El balance del Banco Central de la República Argentina muestra, con total claridad, que se usaron encajes bancarios en dólares para hacer frente a pagos de la deuda. Dicho en español prístino, se está usando dinero de ahorristas en dólares para pagar deuda. Si los depositantes fueran a los bancos en masa a retirar sus ahorros se encontrarían con la desagradable situación -ya vivida-, de que el dinero no existe; no está. Que no lo van a poder retirar. El anunciado acuerdo reciente con el Fondo tampoco resuelve la situación.
No producimos lo suficiente como para pagar nuestros gastos corrientes; tampoco las cuotas de capital e intereses de las deudas contraídas; menos para crecer; mucho menos para ahorrar. De nuevo, nadie puede asegurar que estamos en una situación de sostenibilidad de ningún tipo.
Tanta es la no sostenibilidad que el Estado dejó de brindar servicios intransferibles; esos que son fundantes y fundamento de toda sociedad contractual. Justicia, seguridad, salud y educación, certidumbre, una sensación de comunidad y la percepción de una sociedad funcional. Como el Estado no puede hacer frente a ninguno de estos gastos corrientes, suspende la provisión de estos servicios declamando el vastísimo cumplimiento de todos ellos.

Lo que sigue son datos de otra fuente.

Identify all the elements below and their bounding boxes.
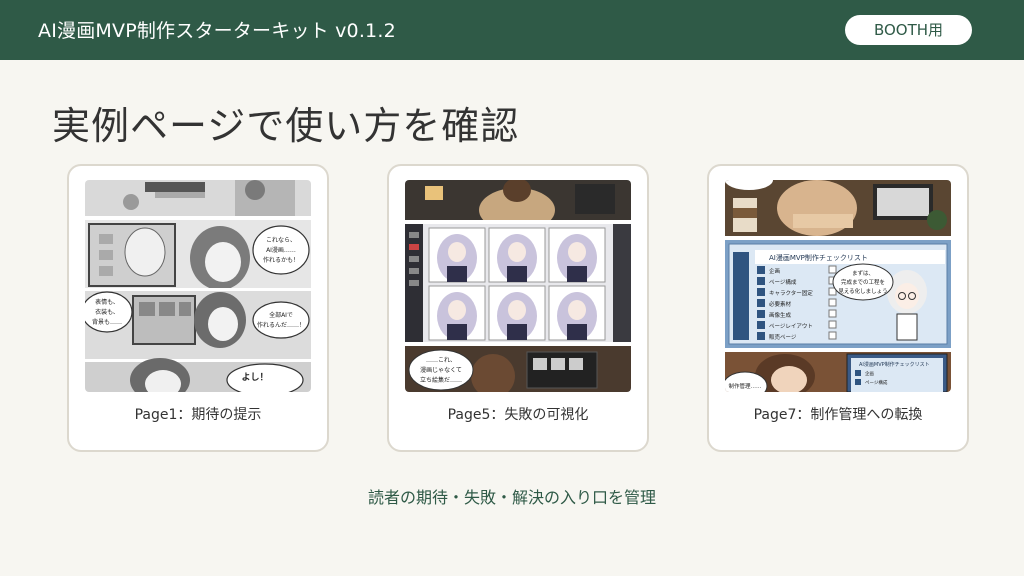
page5-thumbnail: ……これ、 漫画じゃなくて 立ち絵集だ…… xyxy=(405,180,631,392)
bubble-text: これなら、 xyxy=(266,237,296,244)
bubble-text: 衣装も、 xyxy=(95,308,119,316)
example-card-page5[interactable]: ……これ、 漫画じゃなくて 立ち絵集だ…… Page5：失敗の可視化 xyxy=(387,164,649,452)
bubble-text: AI漫画…… xyxy=(266,246,296,254)
checklist-item: ページレイアウト xyxy=(769,322,813,330)
bubble-text: 作れるんだ……！ xyxy=(257,321,305,329)
bubble-text: 制作管理…… xyxy=(728,382,761,390)
mini-checklist-title: AI漫画MVP制作チェックリスト xyxy=(859,361,930,368)
card-caption: Page1：期待の提示 xyxy=(134,407,262,423)
checklist-item: キャラクター固定 xyxy=(769,289,813,297)
header-bar: AI漫画MVP制作スターターキット v0.1.2 BOOTH用 xyxy=(0,0,1024,60)
app-title: AI漫画MVP制作スターターキット v0.1.2 xyxy=(38,20,396,42)
bubble-text: 作れるかも！ xyxy=(263,256,299,264)
mini-checklist-item: 企画 xyxy=(865,370,874,377)
bubble-text: 表情も、 xyxy=(95,298,119,306)
page1-manga-image: これなら、 AI漫画…… 作れるかも！ 表情も、 衣装も、 背景も…… 全部AI… xyxy=(85,180,311,392)
bubble-text: 見える化しましょう xyxy=(838,287,887,295)
bubble-text: 背景も…… xyxy=(92,318,122,326)
bubble-text: よし！ xyxy=(241,372,268,383)
example-card-page7[interactable]: AI漫画MVP制作チェックリスト 企画 ページ構成 キャラクター固定 必要素材 … xyxy=(707,164,969,452)
checklist-item: 画像生成 xyxy=(769,311,792,319)
page1-thumbnail: これなら、 AI漫画…… 作れるかも！ 表情も、 衣装も、 背景も…… 全部AI… xyxy=(85,180,311,392)
footer-note: 読者の期待・失敗・解決の入り口を管理 xyxy=(367,488,656,507)
page-title: 実例ページで使い方を確認 xyxy=(52,104,520,148)
checklist-item: 企画 xyxy=(769,267,780,275)
example-card-page1[interactable]: これなら、 AI漫画…… 作れるかも！ 表情も、 衣装も、 背景も…… 全部AI… xyxy=(67,164,329,452)
checklist-item: 必要素材 xyxy=(769,300,792,308)
bubble-text: まずは、 xyxy=(852,269,874,277)
bubble-text: 完成までの工程を xyxy=(841,278,885,286)
page7-manga-image: AI漫画MVP制作チェックリスト 企画 ページ構成 キャラクター固定 必要素材 … xyxy=(725,180,951,392)
checklist-item: ページ構成 xyxy=(769,278,797,286)
page5-manga-image: ……これ、 漫画じゃなくて 立ち絵集だ…… xyxy=(405,180,631,392)
checklist-item: 販売ページ xyxy=(769,333,797,341)
bubble-text: 立ち絵集だ…… xyxy=(420,376,462,384)
checklist-title: AI漫画MVP制作チェックリスト xyxy=(769,253,868,262)
mini-checklist-item: ページ構成 xyxy=(865,379,888,386)
booth-badge: BOOTH用 xyxy=(845,15,972,45)
bubble-text: 全部AIで xyxy=(269,311,293,319)
page7-thumbnail: AI漫画MVP制作チェックリスト 企画 ページ構成 キャラクター固定 必要素材 … xyxy=(725,180,951,392)
card-caption: Page7：制作管理への転換 xyxy=(753,407,923,423)
card-caption: Page5：失敗の可視化 xyxy=(447,407,589,423)
bubble-text: ……これ、 xyxy=(426,357,456,364)
bubble-text: 漫画じゃなくて xyxy=(420,366,462,374)
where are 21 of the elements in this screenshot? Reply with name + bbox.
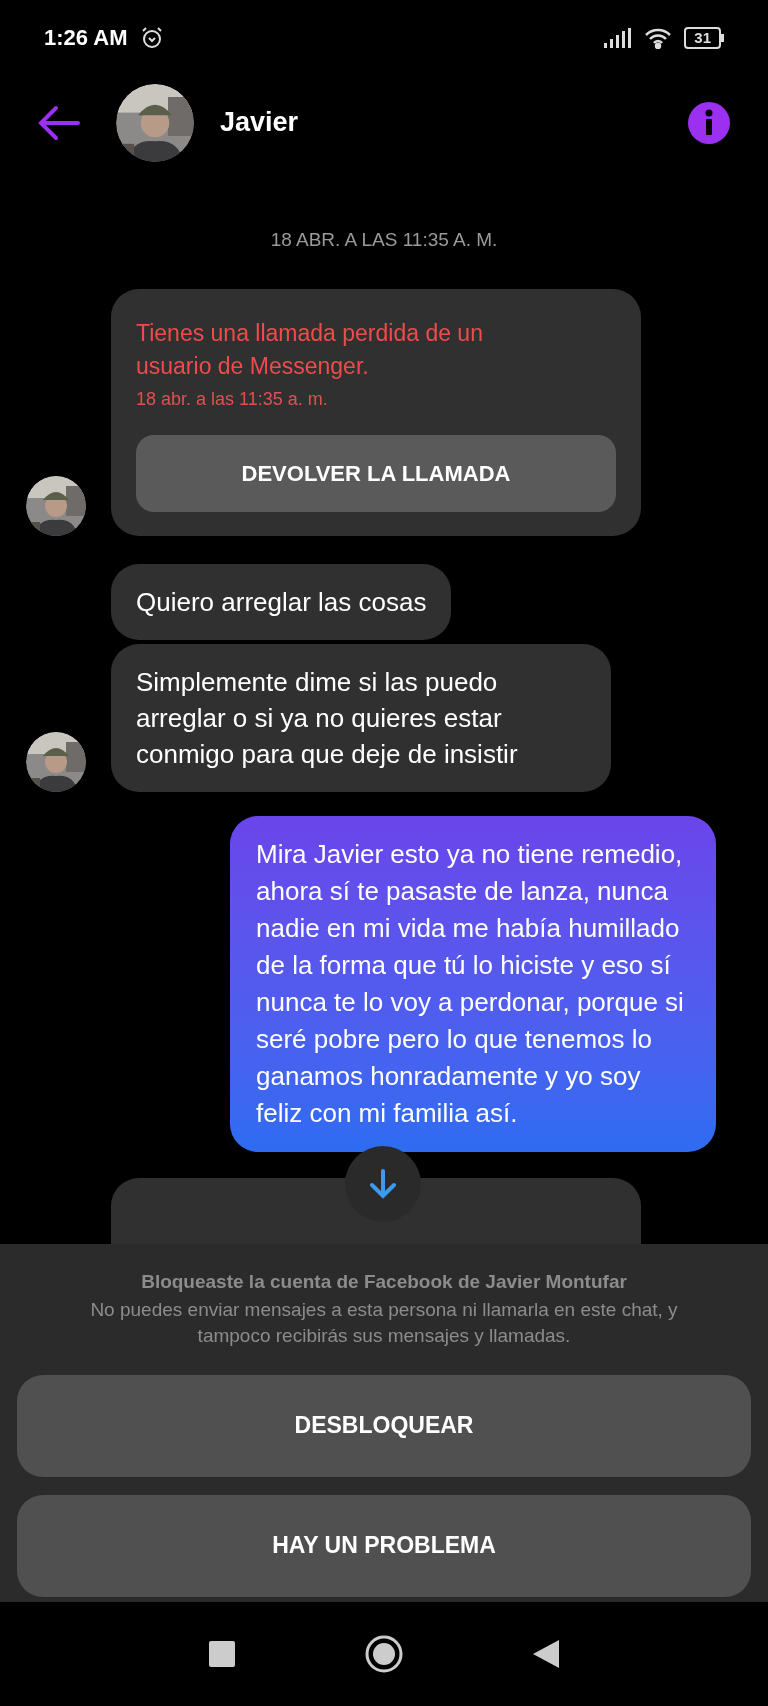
arrow-down-icon — [369, 1169, 397, 1199]
message-bubble: Mira Javier esto ya no tiene remedio, ahora sí te pasaste de lanza, nunca nadie en mi vida me había humillado de la forma que tú lo hiciste y eso sí nunca te lo voy a perdonar, porque si seré pobre pero lo que tenemos lo ganamos honradamente y yo soy feliz con mi familia así. — [230, 815, 716, 1152]
blocked-title: Bloqueaste la cuenta de Facebook de Javier Montufar — [141, 1270, 627, 1294]
contact-name[interactable]: Javier — [220, 102, 299, 143]
info-icon[interactable] — [688, 101, 730, 144]
status-time: 1:26 AM — [44, 24, 128, 52]
home-icon[interactable] — [365, 1635, 403, 1673]
call-back-button[interactable]: DEVOLVER LA LLAMADA — [136, 434, 616, 512]
battery-indicator: 31 — [684, 26, 724, 49]
date-label: 18 ABR. A LAS 11:35 A. M. — [270, 228, 498, 252]
message-bubble: Simplemente dime si las puedo arreglar o si ya no quieres estar conmigo para que deje de insistir — [111, 643, 611, 792]
message-bubble: Quiero arreglar las cosas — [111, 563, 452, 640]
blocked-description: No puedes enviar mensajes a esta persona ni llamarla en este chat, y tampoco recibirás sus mensajes y llamadas. — [89, 1297, 679, 1348]
missed-call-text: Tienes una llamada perdida de un usuario de Messenger. — [136, 318, 484, 381]
back-arrow-icon[interactable] — [38, 104, 80, 141]
call-time: 18 abr. a las 11:35 a. m. — [136, 387, 329, 411]
action-button[interactable]: DESBLOQUEAR — [17, 1374, 751, 1477]
wifi-icon — [644, 26, 673, 49]
signal-icon — [604, 27, 633, 48]
action-button[interactable]: HAY UN PROBLEMA — [17, 1494, 751, 1597]
back-icon[interactable] — [533, 1640, 559, 1668]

Me viene a la cabeza la imagen de ese contrato en papel amarillo entre el editor y el escritor. Alguna vez firmamos un "Acta de Independencia" y reclamamos una soberanía y una libertad. Firmamos en un papel amarillo, lo enmarcamos y lo colgamos en incontables réplicas por doquier. El papel se volvió más amarillo; las obligaciones del Estado se destiñeron. Solo quedaron resaltadas nuestras obligaciones, las cuales, extraño como suena, seguimos honrando. El contrato entre el Estado y la comunidad está roto. Herido de muerte. El Estado no provee seguridad ni justicia ni salud ni educación. El Estado, en cambio, crea desamparo, incertidumbre, pobreza, informalidad e ignorancia. El Estado agudiza los problemas de la comunidad que, aun así, le sigue dando el sustento filosófico y económico que necesita para poder seguir funcionando.

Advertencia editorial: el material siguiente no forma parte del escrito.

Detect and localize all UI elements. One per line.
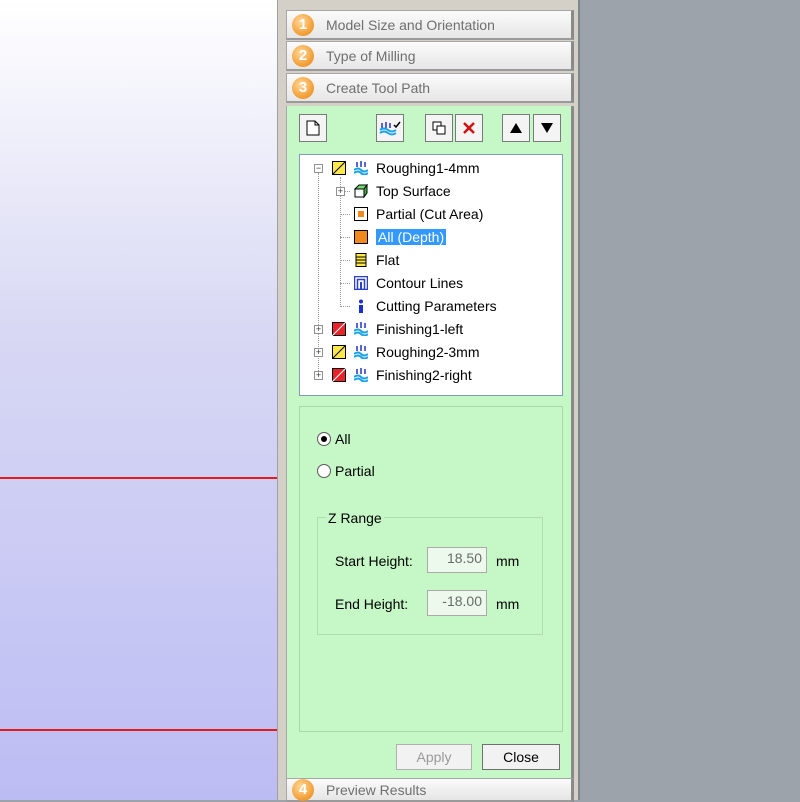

Todas las obligaciones son nuestras. Mientras el Estado -despojado de sus obligaciones sin culpa ni cargo- clama a los cuatro vientos el honrar y cumplir en demasía todas y cada una de ellas. No se me ocurre ruina moral más grande. Tampoco panorama más desolador. Si el contrato no se cumple y la asimetría es tan completa; ¿por qué seguimos honrando un contrato así? Como el escritor; ¿qué habremos de hacer tras el darnos cuenta?
Pienso en los elefantes de los circos de antaño, que crecían atados a un poste y cuando se los desataba no se separaban del poste. Crecimos atados al poste del Estado. ¿Estaremos atados todavía? ¿Seguiremos viviendo como si estuviéramos atados, mucho más?
Me asusta que sea verdadera la frase de Blaise Pascal que dice: "Si no actúas como piensas, terminarás pensando como actúas". Si seguimos actuando como si estuviéramos atados, vamos a vivir convencidos de que una hoja amarilla es suficiente para atarnos al cumplimiento de un contrato que, por lo asimétrico, es perverso y antinatural.